А еще бывало так: я обедал, а ее заставлял садиться напротив и рассказывать. Все равно что: мне почему-то становилось не по себе, если она молчала. А это бывало часто, в особенности после того, как Мария Джузеппа поняла: что ни скажи, мне все не по вкусу. Правда, если я ее не прерывал, она мне сообщала массу новостей: о том, что было нынче в булочной, кто в городе умер, и как она купила, предположим, полкило макарон или килограмм риса, и что ей сказал лавочник. Я знал, что все ее считают дурой и обманывают почем зря. Но стоило объявить ей об этом, как она начинала плакать и кричать, что ни разу у меня ничего не украла и целыми днями гнет на меня спину. А затем удалялась на кухню и тихонько плакала там. Сперва я молча злился, но в конце концов все-таки шел к ней, тряс ее за плечо и говорил: «Перестань плакать во имя святой Марины и святого Рокко!» Это ее смешило, и слезы высыхали.
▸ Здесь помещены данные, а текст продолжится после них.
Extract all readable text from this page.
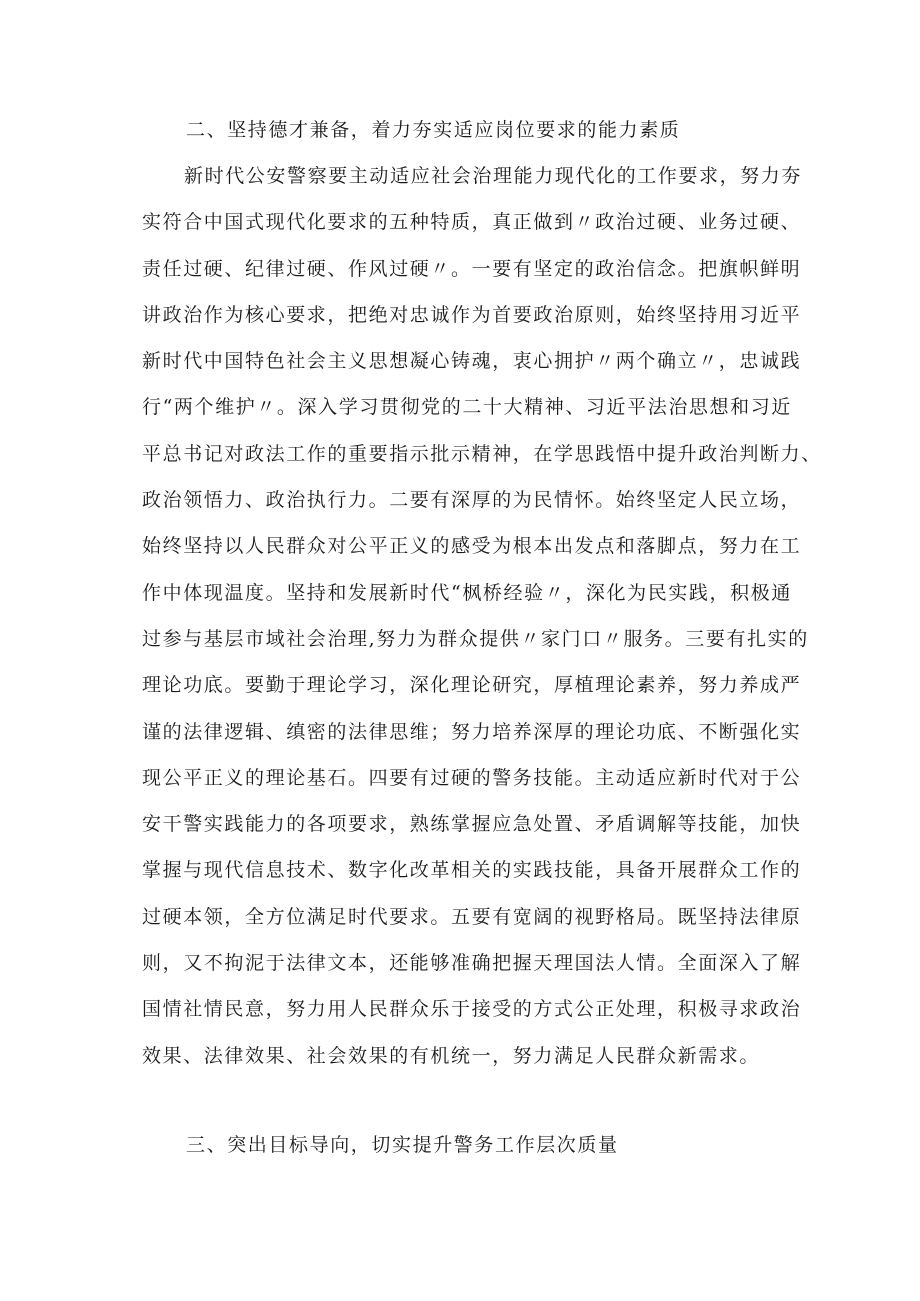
二、坚持德才兼备，着力夯实适应岗位要求的能力素质
新时代公安警察要主动适应社会治理能力现代化的工作要求，努力夯
实符合中国式现代化要求的五种特质，真正做到〃政治过硬、业务过硬、
责任过硬、纪律过硬、作风过硬〃。一要有坚定的政治信念。把旗帜鲜明
讲政治作为核心要求，把绝对忠诚作为首要政治原则，始终坚持用习近平
新时代中国特色社会主义思想凝心铸魂，衷心拥护〃两个确立〃，忠诚践
行“两个维护〃。深入学习贯彻党的二十大精神、习近平法治思想和习近
平总书记对政法工作的重要指示批示精神，在学思践悟中提升政治判断力、
政治领悟力、政治执行力。二要有深厚的为民情怀。始终坚定人民立场，
始终坚持以人民群众对公平正义的感受为根本出发点和落脚点，努力在工
作中体现温度。坚持和发展新时代“枫桥经验〃，深化为民实践，积极通
过参与基层市域社会治理,努力为群众提供〃家门口〃服务。三要有扎实的
理论功底。要勤于理论学习，深化理论研究，厚植理论素养，努力养成严
谨的法律逻辑、缜密的法律思维；努力培养深厚的理论功底、不断强化实
现公平正义的理论基石。四要有过硬的警务技能。主动适应新时代对于公
安干警实践能力的各项要求，熟练掌握应急处置、矛盾调解等技能，加快
掌握与现代信息技术、数字化改革相关的实践技能，具备开展群众工作的
过硬本领，全方位满足时代要求。五要有宽阔的视野格局。既坚持法律原
则，又不拘泥于法律文本，还能够准确把握天理国法人情。全面深入了解
国情社情民意，努力用人民群众乐于接受的方式公正处理，积极寻求政治
效果、法律效果、社会效果的有机统一，努力满足人民群众新需求。
三、突出目标导向，切实提升警务工作层次质量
Казалось, у нее в голове всегда есть определенный план действий. И не дай Бог кому-нибудь нарушить этот план! Мария Джузеппа застывала как вкопанная, широко расставив ноги и низко опустив голову, и никакими силами нельзя было сдвинуть ее с места. То есть нет — можно было, но только палкой. Вероятно, поэтому мне и доставляло такое удовольствие принуждать ее к тому, чего она не хотела делать. У нее была страсть к цветам. Она все время выходила в огород, а я из окна смотрел, как она нюхает и нежно гладит цветы. Не знаю почему, но меня это бесило, и я тут же звал ее в дом. Для меня было истинное наслаждение слышать, как она недовольно бубнит, сдвинув брови, когда я заставляю ее смирно сидеть на стуле и терять время.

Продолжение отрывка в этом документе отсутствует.